Beer and skittles

Make mine coffee and pizza.

Dear Word Detective: “Sam’s parking fine payments keep the city in beer and skittles.” In my hearing, this expression has always referred to a payment, usually onerous or unfair, for a second party’s benefit. Can you tell me from whence it comes and why? — Janet.

That’s an interesting question. But before we begin, I should warn you that there are people out there, who someday you may have the misfortune of encountering, who will castigate you for using the phrase “from whence.” They will point out that “whence” all by itself means “from where,” and insist that “from whence” must therefore mean “from from where,” which, if they were correct, would be awkward and redundant. But they are not correct, and “whence” and “from whence” are equally proper.

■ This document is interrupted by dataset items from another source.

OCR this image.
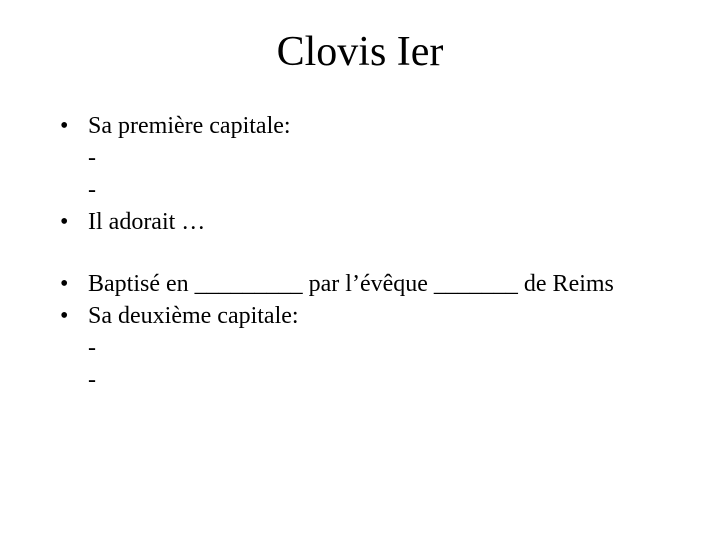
Clovis Ier
• Sa première capitale:
-
-
• Il adorait …
• Baptisé en _________ par l’évêque _______ de Reims
• Sa deuxième capitale:
-
-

Onward. The example you provided of “beer and skittles” certainly does reek of unjust enrichment, as the lawyers say, but I think you may be carrying a bit too much of that context into judging the connotation of “beer and skittles.” It is entirely possible to enjoy “beer and skittles” without bilking anyone. It used to be possible, for instance, for a factory worker to look forward, after a life of toil, to a retirement of carefree enjoyment of “beer and skittles.”

As an idiom common in English since at least the early 19th century, “beer and skittles” means “unalloyed enjoyment and relaxation,” what we might also call “living on easy street.” Unfortunately, such a state of bliss is uncommon, and it shows in the history of the phrase. The first recorded use of “beer and skittles” in print is in Charles Dickens’ “Pickwick Papers” in 1837, where it is used straightforwardly to describe a comfortable state (“It’s a reg’lar holiday to them — all porter and skittles”) (“Porter” is short for “porter’s ale,” a strong dark beer.)

But the remaining citations for “beer and skittles” listed in the Oxford English Dictionary, and the vast majority of examples to be found today, employ the phrase as a symbol of precisely what life is not “about” (“‘Teach him life can’t be all beer and skittles,’ said Robert Gardner maliciously,” Agatha Christie, 1931). The phrase “life isn’t all beer and skittles,” often deployed as a stern admonition to wayward youth, is considered a tattered cliche today but remains nonetheless enormously popular, probably because life stubbornly refuses to get any easier.

One interesting aspect of “beer and skittles” is that the phrase is often used, especially in the US, by people who haven’t the faintest idea what a “skittle” is. There is, of course, a brand of candy called Skittles, but the “skittles” in “beer and skittles” is a game often played in pubs in Britain, a kind of tabletop bowling in which the pins are called “skittles.” The word “skittle” itself dates back to the 17th century and is of uncertain origin, but appears to have Scandinavian roots.